Your debut ILO ILO, about the relationship of a boy to his nanny, has similar elements. Is there an autobiographical component to your films?
My first film was very much inspired by my own nanny in Singapore whom I had for eight years. For me, it’s not so much about the relationship of a boy and an older woman but about the exploration of how strangers become family; how family can go beyond just the bloodline.
Your film is very feminine in the way that it expresses the subtlety of what goes on undercurrent with your female character especially.

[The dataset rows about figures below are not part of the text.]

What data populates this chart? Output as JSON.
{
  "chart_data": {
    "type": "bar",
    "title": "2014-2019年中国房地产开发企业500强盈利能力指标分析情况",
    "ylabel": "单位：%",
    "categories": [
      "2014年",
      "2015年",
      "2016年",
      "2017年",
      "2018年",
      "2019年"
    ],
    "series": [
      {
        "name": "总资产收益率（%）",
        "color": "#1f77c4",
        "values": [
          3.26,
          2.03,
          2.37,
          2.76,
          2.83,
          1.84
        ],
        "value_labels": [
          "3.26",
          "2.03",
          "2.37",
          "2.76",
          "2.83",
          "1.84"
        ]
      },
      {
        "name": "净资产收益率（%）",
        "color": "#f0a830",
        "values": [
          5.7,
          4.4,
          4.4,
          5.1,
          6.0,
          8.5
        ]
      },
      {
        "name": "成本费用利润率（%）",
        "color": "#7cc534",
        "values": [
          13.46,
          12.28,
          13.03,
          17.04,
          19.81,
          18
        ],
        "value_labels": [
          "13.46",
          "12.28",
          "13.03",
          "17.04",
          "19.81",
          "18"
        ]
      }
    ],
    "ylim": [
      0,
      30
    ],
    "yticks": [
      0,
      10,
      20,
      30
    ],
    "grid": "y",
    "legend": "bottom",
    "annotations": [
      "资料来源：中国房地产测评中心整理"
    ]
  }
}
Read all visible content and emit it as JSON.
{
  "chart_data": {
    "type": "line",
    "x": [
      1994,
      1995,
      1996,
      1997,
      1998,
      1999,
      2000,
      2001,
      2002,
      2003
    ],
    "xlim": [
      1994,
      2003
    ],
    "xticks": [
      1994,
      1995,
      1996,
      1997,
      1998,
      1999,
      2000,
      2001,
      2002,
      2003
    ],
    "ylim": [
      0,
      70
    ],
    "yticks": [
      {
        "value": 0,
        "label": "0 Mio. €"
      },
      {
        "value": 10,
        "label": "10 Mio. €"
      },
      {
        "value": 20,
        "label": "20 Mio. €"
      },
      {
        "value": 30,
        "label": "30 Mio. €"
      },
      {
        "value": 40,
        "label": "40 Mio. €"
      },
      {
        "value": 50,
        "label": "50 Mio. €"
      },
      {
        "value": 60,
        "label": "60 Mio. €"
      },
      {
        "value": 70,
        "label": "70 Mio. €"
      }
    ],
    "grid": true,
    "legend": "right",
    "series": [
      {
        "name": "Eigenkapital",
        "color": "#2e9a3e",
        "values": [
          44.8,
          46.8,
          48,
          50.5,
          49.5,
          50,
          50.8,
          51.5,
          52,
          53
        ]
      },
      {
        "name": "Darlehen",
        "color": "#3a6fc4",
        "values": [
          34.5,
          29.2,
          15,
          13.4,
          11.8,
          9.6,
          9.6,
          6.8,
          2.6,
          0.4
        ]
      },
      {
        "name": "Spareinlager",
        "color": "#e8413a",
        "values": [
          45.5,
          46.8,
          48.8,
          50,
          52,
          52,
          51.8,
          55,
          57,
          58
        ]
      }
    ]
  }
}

Somehow, I’m drawn to female stories … I’m the kind of man who likes to observe, and I’m very sensitive to the delicate nuances in people. My films tend to play this way as well. They are never made with huge dramatic strokes but (they are built) over quiet tension. The tension lies underneath the skin.
You also make a statement about your heroine’s emancipation. How do you see the place of women in society now? Are there any developments in Singapore that you have observed?
In Singapore, women stand along with men in strong positions, but Singapore is very cosmopolitan. That’s why it’s good to remember that (the character) comes from a village in Malaysia. There is a certain Confucianism in her, she abides by traditional values of loyalty and duty. But eventually, she finds a way out and discovers a way to restart her life.
At the same time, though, you do comment on gender relationships.
In both societies, Western and Eastern, men are the ones who want to be the decision-makers, who want to control the world. But I realized that when s**t really happens when there are real problems, the men are the first to shy away, and leave the women to deal with them … For example, when I was doing research, (I found out that) 50% of the couples who go through several years of fertility treatment with no success, will end up divorcing – because there is so much disappointment and pain a marriage can withstand. If you ask me, I don’t think the character of the husband is just heartless; I feel that he doesn’t even know how to confront the issue, he’s just sort of hiding from the problem. And I see that all the time. When my dad got into trouble with relatives or money – it was my mom who stepped in and solved the problems and protected the kids. I think that under (women’s) facade of gentleness, what you get is resilience, which is what men show on the outside but quickly lose when push comes to shove … I don’t think that men – no matter how mature they are – ever fully grow up. I have a lot of admiration for women for their strength, the amount of pain that they can take, (their ability) to withstand all the difficulties and pressures of this world. I think it’s very hard, in our world, to make female stories as a man.
Why do you say that?
You have to deal with a lot of doubt – “what makes you think that you know women?”, and “you will never know what it feels to be a woman”.
I see you as an “ambidextrous” director – you are able to use both, the male and female gaze
Every time a female audience member responds positively to my film, that is when I feel true satisfaction. It’s hard for me to defend my own work because I’m not a woman. So, it’s women that help validate it.